When they talk about arresting journalists, whether credentialed or not, the court has to weigh in and say the police should not be afraid of a camera. If they’re afraid of a camera, they might be afraid of a witness. And if they’re afraid of you and I watching for some valid reason, great. But if you and I watching and the equivalent, digitally capturing it, then they’ve crossed a line.

I want to be careful. Some of the arrests of journalists, some of those arrest examples include, basically, misbehavior of journalists getting in the face of people, shoving cameras at them and asking questions designed to be less than what you would call passive. Those are not necessarily the best example. It’s sort of like you look at the paparazzi and Princess Di dying: it wasn’t the finest day to claim that paparazzi had rights.

On the other hand, if it’s somebody who from a distance who is observing and video recording an actual arrest of or holding of some individual who is simply walking down the street and says, “Hey, don’t stop me, you haven’t got a right” — the two are very different.
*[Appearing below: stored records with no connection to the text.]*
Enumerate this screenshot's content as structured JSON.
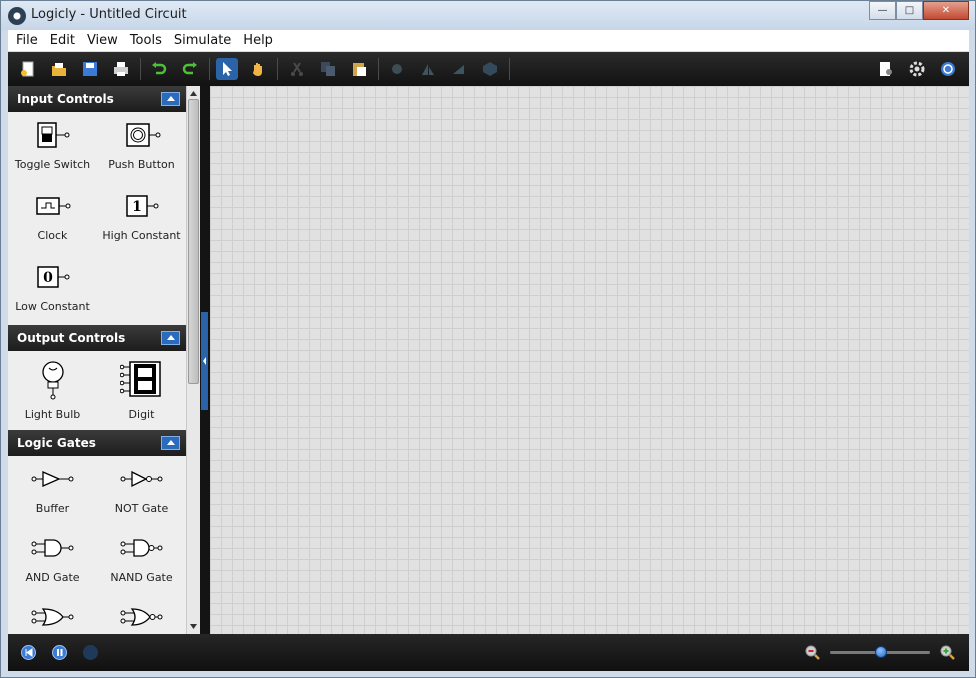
{
  "window": {
    "title": "Logicly - Untitled Circuit"
  },
  "menu": [
    "File",
    "Edit",
    "View",
    "Tools",
    "Simulate",
    "Help"
  ],
  "toolbar": {
    "buttons": [
      "new-icon",
      "open-icon",
      "save-icon",
      "print-icon",
      "undo-icon",
      "redo-icon",
      "select-tool-icon",
      "pan-tool-icon",
      "cut-icon",
      "copy-icon",
      "paste-icon",
      "rotate-icon",
      "flip-horizontal-icon",
      "flip-vertical-icon",
      "group-icon",
      "export-icon",
      "settings-icon",
      "help-icon"
    ],
    "active": "select-tool-icon"
  },
  "sidebar": {
    "categories": [
      {
        "name": "Input Controls",
        "items": [
          "Toggle Switch",
          "Push Button",
          "Clock",
          "High Constant",
          "Low Constant"
        ]
      },
      {
        "name": "Output Controls",
        "items": [
          "Light Bulb",
          "Digit"
        ]
      },
      {
        "name": "Logic Gates",
        "items": [
          "Buffer",
          "NOT Gate",
          "AND Gate",
          "NAND Gate"
        ]
      }
    ],
    "constants": {
      "high": "1",
      "low": "0"
    }
  },
  "statusbar": {
    "zoom_level_fraction": 0.5
  },
  "colors": {
    "accent": "#2a63a8",
    "toolbar": "#1c1c1c",
    "canvas": "#e1e1e1",
    "grid": "#cfcfcf"
  }
}
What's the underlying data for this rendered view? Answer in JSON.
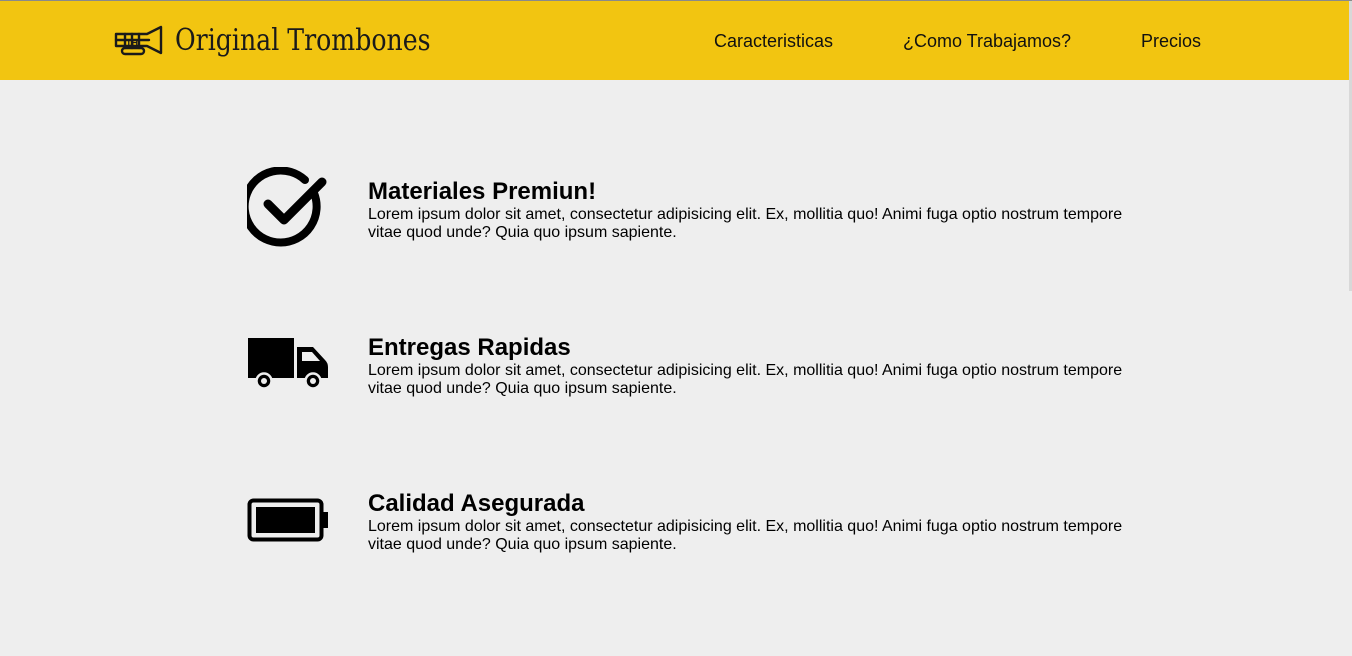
{
  "header": {
    "brand": "Original Trombones",
    "logo_icon": "trumpet-icon",
    "background": "#f2c511",
    "nav": [
      {
        "label": "Caracteristicas"
      },
      {
        "label": "¿Como Trabajamos?"
      },
      {
        "label": "Precios"
      }
    ]
  },
  "features": [
    {
      "icon": "check-circle-icon",
      "title": "Materiales Premiun!",
      "text": "Lorem ipsum dolor sit amet, consectetur adipisicing elit. Ex, mollitia quo! Animi fuga optio nostrum tempore vitae quod unde? Quia quo ipsum sapiente."
    },
    {
      "icon": "truck-icon",
      "title": "Entregas Rapidas",
      "text": "Lorem ipsum dolor sit amet, consectetur adipisicing elit. Ex, mollitia quo! Animi fuga optio nostrum tempore vitae quod unde? Quia quo ipsum sapiente."
    },
    {
      "icon": "battery-full-icon",
      "title": "Calidad Asegurada",
      "text": "Lorem ipsum dolor sit amet, consectetur adipisicing elit. Ex, mollitia quo! Animi fuga optio nostrum tempore vitae quod unde? Quia quo ipsum sapiente."
    }
  ],
  "colors": {
    "page_background": "#eeeeee",
    "text": "#000000"
  }
}
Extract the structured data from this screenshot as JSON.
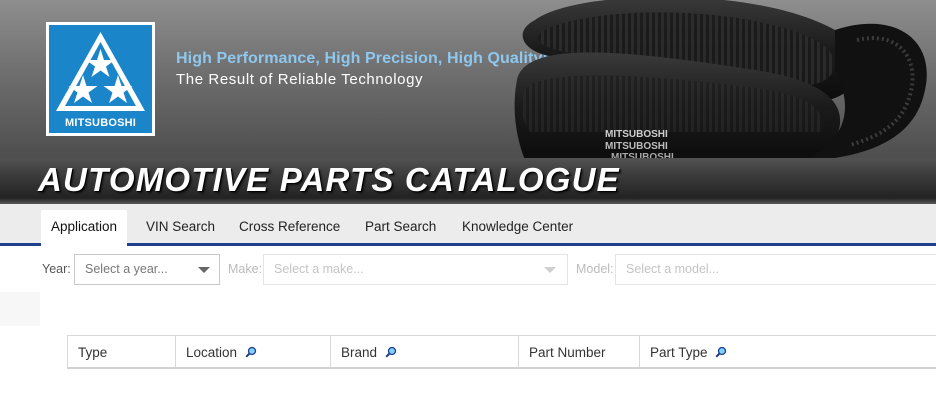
{
  "banner": {
    "logo_text": "MITSUBOSHI",
    "tagline_primary": "High Performance, High Precision, High Quality:",
    "tagline_secondary": "The Result of Reliable Technology",
    "belt_labels": [
      "MITSUBOSHI",
      "MITSUBOSHI",
      "MITSUBOSHI"
    ]
  },
  "title": "AUTOMOTIVE PARTS CATALOGUE",
  "nav": {
    "tabs": [
      {
        "label": "Application",
        "active": true
      },
      {
        "label": "VIN Search",
        "active": false
      },
      {
        "label": "Cross Reference",
        "active": false
      },
      {
        "label": "Part Search",
        "active": false
      },
      {
        "label": "Knowledge Center",
        "active": false
      }
    ]
  },
  "filters": {
    "year": {
      "label": "Year:",
      "placeholder": "Select a year..."
    },
    "make": {
      "label": "Make:",
      "placeholder": "Select a make..."
    },
    "model": {
      "label": "Model:",
      "placeholder": "Select a model..."
    }
  },
  "table": {
    "columns": [
      {
        "label": "Type",
        "searchable": false
      },
      {
        "label": "Location",
        "searchable": true
      },
      {
        "label": "Brand",
        "searchable": true
      },
      {
        "label": "Part Number",
        "searchable": false
      },
      {
        "label": "Part Type",
        "searchable": true
      }
    ]
  },
  "colors": {
    "brand_blue": "#1a85c8",
    "nav_accent": "#1f3f8f",
    "tagline_blue": "#8ec8ef"
  },
  "icons": {
    "column_search": "magnifier-icon",
    "dropdown": "caret-down-icon",
    "logo": "three-diamonds-logo"
  }
}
And passive observation by the press is a better one to take to the court because it’s a slam dunk First Amendment [case].

Aggressive behavior by press who get in the face and blocks somebody trying to move is always a little bit more of a call where you and I could probably find a point in which we would say that the First Amendment line has been crossed in that somebody else’s rights have been infringed.

This is important, because this is where the left and the right should come to a common ground. Strict adherence to rights, even when it’s inconvenient, is part of what makes America a better country.

Addendum

This week, the Chief of the Metropolitan Police in the District of Columbia issued an order [PDF] affirming the public’s right to photograph and film police officers who are performing official business. The MPD’s action came as part of a court-mandated settlement of a lawsuit brought by Jerome Vorus, who claimed he was wrongly detained by the police department after photographing police activity.

The order “recognizes that members of the general public have a First Amendment right to video record, photograph, and/or audio record MPD members while MPD members are conducting official business or while acting in an official capacity in any public space, unless such recordings interfere with police activity.”

Given instances of documented interference with credentialed media in the city of New York, such guidance might be useful in the five borough as well.